De diagnose FIV kan gesteld worden door middel van een sneltest (bloedtest). Met deze test worden antistoffen tegen FIV in het bloed aangetoond. Deze antilichamen vormen zich 3-4 weken na de besmetting. De eerste drie maanden van een besmetting kan men een negatieve FIV test hebben. Bij deze sneltest kan men ervan uitgaan dat een negatief resultaat over het algemeen betrouwbaar is. Bij een positief resultaat sturen we bloed naar een gespecialiseerd laboratorium ter bevestiging. De sneltest is ongeveer 98% betrouwbaar (per honderd gezonde onbesmette dieren kan 1-2 foutief als – vals – positief worden aangewezen). Als ook de uitslag van het laboratorium positief is, betekent dit dat de kat besmet is en levenslang drager van het FIV zal zijn.
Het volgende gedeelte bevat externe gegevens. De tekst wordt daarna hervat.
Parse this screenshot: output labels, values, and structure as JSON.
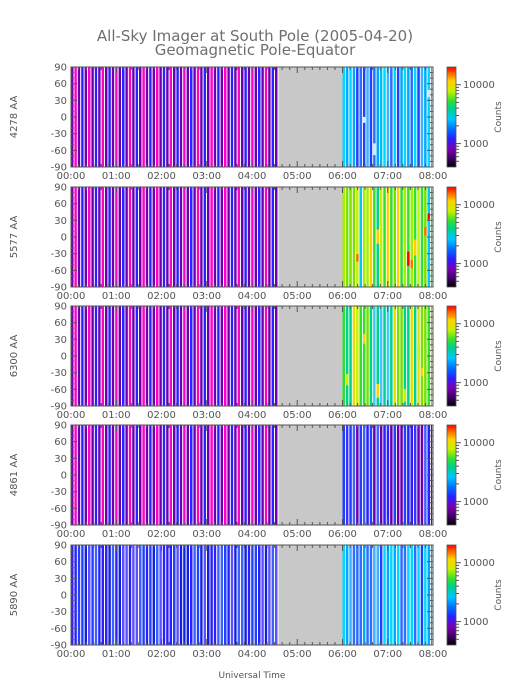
{
  "title": "All-Sky Imager at South Pole (2005-04-20)",
  "subtitle": "Geomagnetic Pole-Equator",
  "xlabel": "Universal Time",
  "colorbar_label": "Counts",
  "colorbar_ticks": [
    "10000",
    "1000"
  ],
  "chart_data": [
    {
      "type": "heatmap",
      "channel": "4278 AA",
      "ylabel": "4278 AA",
      "x_ticks": [
        "00:00",
        "01:00",
        "02:00",
        "03:00",
        "04:00",
        "05:00",
        "06:00",
        "07:00",
        "08:00"
      ],
      "y_ticks": [
        90,
        60,
        30,
        0,
        -30,
        -60,
        -90
      ],
      "xlim": [
        "00:00",
        "08:00"
      ],
      "ylim": [
        -90,
        90
      ],
      "no_data_interval": [
        "04:35",
        "06:00"
      ],
      "colorbar_range": [
        400,
        20000
      ],
      "colorbar_scale": "log",
      "segments": [
        {
          "start": "00:00",
          "end": "04:35",
          "pattern": "alternating purple/magenta/blue stripes"
        },
        {
          "start": "06:00",
          "end": "08:00",
          "pattern": "blue/cyan stripes"
        }
      ]
    },
    {
      "type": "heatmap",
      "channel": "5577 AA",
      "ylabel": "5577 AA",
      "x_ticks": [
        "00:00",
        "01:00",
        "02:00",
        "03:00",
        "04:00",
        "05:00",
        "06:00",
        "07:00",
        "08:00"
      ],
      "y_ticks": [
        90,
        60,
        30,
        0,
        -30,
        -60,
        -90
      ],
      "xlim": [
        "00:00",
        "08:00"
      ],
      "ylim": [
        -90,
        90
      ],
      "no_data_interval": [
        "04:35",
        "06:00"
      ],
      "colorbar_range": [
        400,
        20000
      ],
      "colorbar_scale": "log",
      "segments": [
        {
          "start": "00:00",
          "end": "04:35",
          "pattern": "alternating purple/magenta/blue stripes"
        },
        {
          "start": "06:00",
          "end": "08:00",
          "pattern": "green/yellow/red stripes"
        }
      ]
    },
    {
      "type": "heatmap",
      "channel": "6300 AA",
      "ylabel": "6300 AA",
      "x_ticks": [
        "00:00",
        "01:00",
        "02:00",
        "03:00",
        "04:00",
        "05:00",
        "06:00",
        "07:00",
        "08:00"
      ],
      "y_ticks": [
        90,
        60,
        30,
        0,
        -30,
        -60,
        -90
      ],
      "xlim": [
        "00:00",
        "08:00"
      ],
      "ylim": [
        -90,
        90
      ],
      "no_data_interval": [
        "04:35",
        "06:00"
      ],
      "colorbar_range": [
        400,
        20000
      ],
      "colorbar_scale": "log",
      "segments": [
        {
          "start": "00:00",
          "end": "04:35",
          "pattern": "alternating purple/magenta/blue stripes"
        },
        {
          "start": "06:00",
          "end": "08:00",
          "pattern": "green/yellow stripes"
        }
      ]
    },
    {
      "type": "heatmap",
      "channel": "4861 AA",
      "ylabel": "4861 AA",
      "x_ticks": [
        "00:00",
        "01:00",
        "02:00",
        "03:00",
        "04:00",
        "05:00",
        "06:00",
        "07:00",
        "08:00"
      ],
      "y_ticks": [
        90,
        60,
        30,
        0,
        -30,
        -60,
        -90
      ],
      "xlim": [
        "00:00",
        "08:00"
      ],
      "ylim": [
        -90,
        90
      ],
      "no_data_interval": [
        "04:35",
        "06:00"
      ],
      "colorbar_range": [
        400,
        20000
      ],
      "colorbar_scale": "log",
      "segments": [
        {
          "start": "00:00",
          "end": "04:35",
          "pattern": "alternating purple/magenta/blue stripes"
        },
        {
          "start": "06:00",
          "end": "08:00",
          "pattern": "purple/blue stripes"
        }
      ]
    },
    {
      "type": "heatmap",
      "channel": "5890 AA",
      "ylabel": "5890 AA",
      "x_ticks": [
        "00:00",
        "01:00",
        "02:00",
        "03:00",
        "04:00",
        "05:00",
        "06:00",
        "07:00",
        "08:00"
      ],
      "y_ticks": [
        90,
        60,
        30,
        0,
        -30,
        -60,
        -90
      ],
      "xlim": [
        "00:00",
        "08:00"
      ],
      "ylim": [
        -90,
        90
      ],
      "no_data_interval": [
        "04:35",
        "06:00"
      ],
      "colorbar_range": [
        400,
        20000
      ],
      "colorbar_scale": "log",
      "segments": [
        {
          "start": "00:00",
          "end": "04:35",
          "pattern": "blue stripes"
        },
        {
          "start": "06:00",
          "end": "08:00",
          "pattern": "blue/cyan stripes"
        }
      ]
    }
  ],
  "colors": {
    "no_data": "#c8c8c8",
    "axis": "#555555",
    "colormap": [
      "#000000",
      "#3a0060",
      "#7a00b0",
      "#2a1fff",
      "#0070ff",
      "#00c8ff",
      "#00d090",
      "#30e030",
      "#c8f000",
      "#ffd000",
      "#ff7000",
      "#ff0000"
    ]
  }
}
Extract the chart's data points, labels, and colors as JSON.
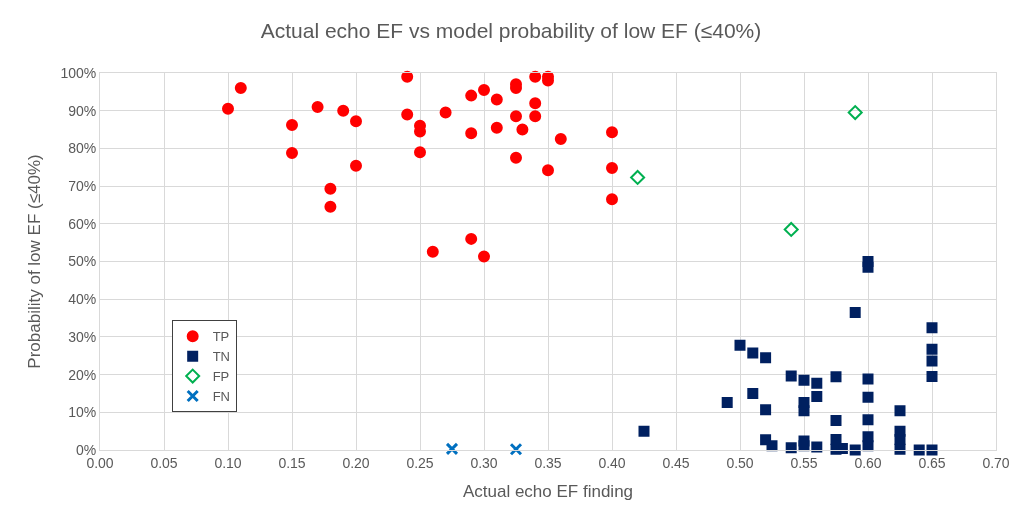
{
  "chart_data": {
    "type": "scatter",
    "title": "Actual echo EF vs model probability of low EF (≤40%)",
    "xlabel": "Actual echo EF finding",
    "ylabel": "Probability of low EF (≤40%)",
    "xlim": [
      0,
      0.7
    ],
    "xticks": [
      {
        "value": 0,
        "label": "0.00"
      },
      {
        "value": 0.05,
        "label": "0.05"
      },
      {
        "value": 0.1,
        "label": "0.10"
      },
      {
        "value": 0.15,
        "label": "0.15"
      },
      {
        "value": 0.2,
        "label": "0.20"
      },
      {
        "value": 0.25,
        "label": "0.25"
      },
      {
        "value": 0.3,
        "label": "0.30"
      },
      {
        "value": 0.35,
        "label": "0.35"
      },
      {
        "value": 0.4,
        "label": "0.40"
      },
      {
        "value": 0.45,
        "label": "0.45"
      },
      {
        "value": 0.5,
        "label": "0.50"
      },
      {
        "value": 0.55,
        "label": "0.55"
      },
      {
        "value": 0.6,
        "label": "0.60"
      },
      {
        "value": 0.65,
        "label": "0.65"
      },
      {
        "value": 0.7,
        "label": "0.70"
      }
    ],
    "ylim": [
      0,
      100
    ],
    "yticks": [
      {
        "value": 0,
        "label": "0%"
      },
      {
        "value": 10,
        "label": "10%"
      },
      {
        "value": 20,
        "label": "20%"
      },
      {
        "value": 30,
        "label": "30%"
      },
      {
        "value": 40,
        "label": "40%"
      },
      {
        "value": 50,
        "label": "50%"
      },
      {
        "value": 60,
        "label": "60%"
      },
      {
        "value": 70,
        "label": "70%"
      },
      {
        "value": 80,
        "label": "80%"
      },
      {
        "value": 90,
        "label": "90%"
      },
      {
        "value": 100,
        "label": "100%"
      }
    ],
    "grid": true,
    "legend": "bottom left",
    "series": [
      {
        "name": "TP",
        "color": "#ff0000",
        "marker": "circle",
        "x": [
          0.1,
          0.11,
          0.15,
          0.15,
          0.17,
          0.18,
          0.18,
          0.19,
          0.2,
          0.2,
          0.24,
          0.24,
          0.25,
          0.25,
          0.25,
          0.26,
          0.27,
          0.29,
          0.29,
          0.29,
          0.3,
          0.3,
          0.31,
          0.31,
          0.325,
          0.325,
          0.325,
          0.325,
          0.33,
          0.34,
          0.34,
          0.34,
          0.35,
          0.35,
          0.35,
          0.36,
          0.4,
          0.4,
          0.4
        ],
        "values": [
          90.5,
          96,
          86.2,
          78.8,
          91,
          69.3,
          64.5,
          90,
          87.2,
          75.4,
          99,
          89,
          86,
          84.5,
          79,
          52.6,
          89.5,
          94,
          84,
          56,
          95.5,
          51.3,
          93,
          85.5,
          97,
          96,
          88.5,
          77.5,
          85,
          99,
          92,
          88.5,
          99,
          98,
          74.2,
          82.5,
          84.3,
          74.8,
          66.5
        ]
      },
      {
        "name": "TN",
        "color": "#002060",
        "marker": "square",
        "x": [
          0.425,
          0.49,
          0.5,
          0.51,
          0.51,
          0.52,
          0.52,
          0.52,
          0.525,
          0.54,
          0.54,
          0.55,
          0.55,
          0.55,
          0.55,
          0.55,
          0.56,
          0.56,
          0.56,
          0.575,
          0.575,
          0.575,
          0.575,
          0.58,
          0.59,
          0.59,
          0.6,
          0.6,
          0.6,
          0.6,
          0.6,
          0.6,
          0.6,
          0.625,
          0.625,
          0.625,
          0.625,
          0.64,
          0.65,
          0.65,
          0.65,
          0.65,
          0.65
        ],
        "values": [
          5.0,
          12.6,
          27.8,
          25.7,
          15.0,
          24.5,
          10.7,
          2.7,
          1.1,
          19.6,
          0.6,
          18.5,
          12.6,
          10.4,
          2.4,
          1.1,
          17.7,
          14.2,
          0.8,
          19.4,
          7.8,
          2.8,
          0.2,
          0.4,
          36.5,
          0,
          50,
          48.5,
          18.8,
          14.0,
          8.0,
          3.5,
          1.1,
          10.4,
          5.0,
          2.8,
          0.2,
          0,
          32.4,
          26.7,
          23.6,
          19.5,
          0
        ]
      },
      {
        "name": "FP",
        "color": "#00b050",
        "marker": "diamond",
        "x": [
          0.42,
          0.54,
          0.59
        ],
        "values": [
          72.3,
          58.5,
          89.5
        ]
      },
      {
        "name": "FN",
        "color": "#0070c0",
        "marker": "cross",
        "x": [
          0.275,
          0.325
        ],
        "values": [
          0.3,
          0.2
        ]
      }
    ]
  }
}
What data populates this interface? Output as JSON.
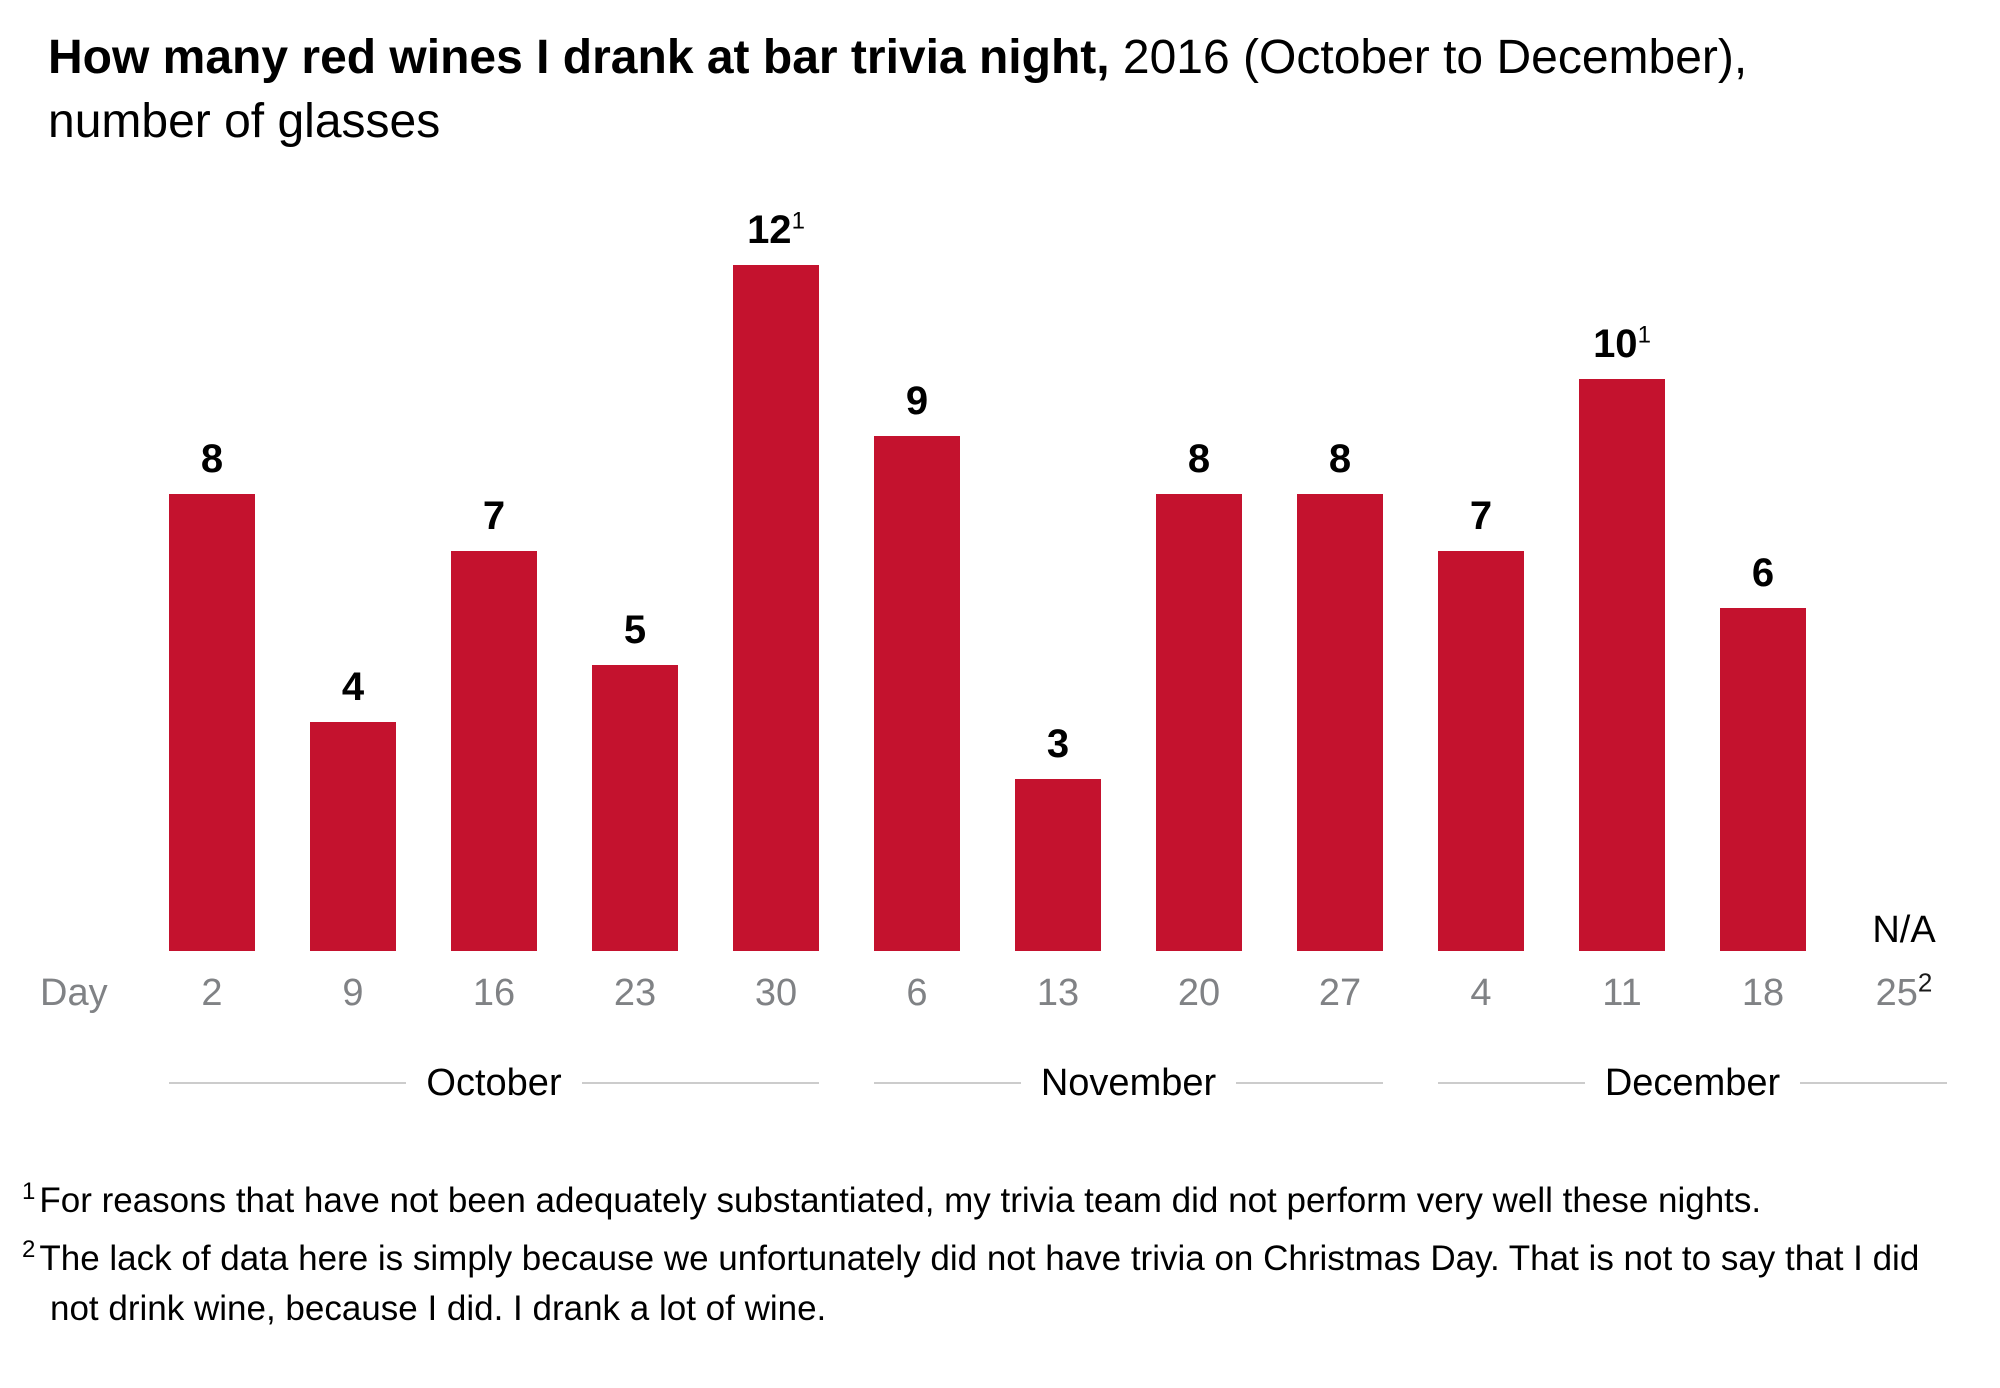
{
  "title": {
    "bold": "How many red wines I drank at bar trivia night,",
    "regular": " 2016 (October to December),",
    "line2": "number of glasses"
  },
  "axis": {
    "day_word": "Day"
  },
  "colors": {
    "bar": "#c4122e",
    "gray_text": "#808285",
    "line": "#cccccc",
    "black": "#000000"
  },
  "chart_data": {
    "type": "bar",
    "title": "How many red wines I drank at bar trivia night, 2016 (October to December), number of glasses",
    "xlabel": "Day",
    "ylabel": "number of glasses",
    "ylim": [
      0,
      12
    ],
    "grid": false,
    "legend": false,
    "bar_color": "#c4122e",
    "categories": [
      "Oct 2",
      "Oct 9",
      "Oct 16",
      "Oct 23",
      "Oct 30",
      "Nov 6",
      "Nov 13",
      "Nov 20",
      "Nov 27",
      "Dec 4",
      "Dec 11",
      "Dec 18",
      "Dec 25"
    ],
    "values": [
      8,
      4,
      7,
      5,
      12,
      9,
      3,
      8,
      8,
      7,
      10,
      6,
      null
    ],
    "points": [
      {
        "day": "2",
        "value": 8
      },
      {
        "day": "9",
        "value": 4
      },
      {
        "day": "16",
        "value": 7
      },
      {
        "day": "23",
        "value": 5
      },
      {
        "day": "30",
        "value": 12,
        "value_sup": "1"
      },
      {
        "day": "6",
        "value": 9
      },
      {
        "day": "13",
        "value": 3
      },
      {
        "day": "20",
        "value": 8
      },
      {
        "day": "27",
        "value": 8
      },
      {
        "day": "4",
        "value": 7
      },
      {
        "day": "11",
        "value": 10,
        "value_sup": "1"
      },
      {
        "day": "18",
        "value": 6
      },
      {
        "day": "25",
        "day_sup": "2",
        "value": null,
        "na_label": "N/A"
      }
    ],
    "month_groups": [
      {
        "label": "October",
        "from": 0,
        "to": 4
      },
      {
        "label": "November",
        "from": 5,
        "to": 8
      },
      {
        "label": "December",
        "from": 9,
        "to": 12
      }
    ]
  },
  "footnotes": [
    {
      "sup": "1",
      "text": "For reasons that have not been adequately substantiated, my trivia team did not perform very well these nights."
    },
    {
      "sup": "2",
      "text": "The lack of data here is simply because we unfortunately did not have trivia on Christmas Day. That is not to say that I did not drink wine, because I did. I drank a lot of wine."
    }
  ]
}
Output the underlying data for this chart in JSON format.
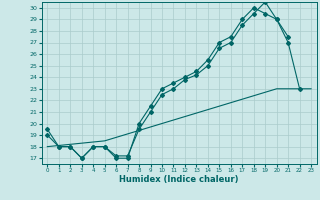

Is de kat eenmaal besmet met FIV is genezing niet mogelijk. De enige behandeling is het behandelen van de symptomen. Uiteindelijk zal de kat overlijden aan de complicaties van de ziekte. Op het moment is er in Nederland nog geen vaccin beschikbaar tegen FIV.
Het infectierisico kan verkleind worden door het castreren van een kater, waardoor er minder territoriumgedrag bestaat en het risico op vechtpartijen (bijten) minder groot is. Het risico op besmetting is het kleinst bij katten die binnen worden gehouden. Katten die in een groep leven, goed met elkaar overweg kunnen en dus niet veel vechten lopen weinig kans op infectie.
Heeft u een kat besmet met FIV, is het raadzaam de kat voortaan binnen te huisvesten, zodat de kat geen andere dieren meer kan besmetten.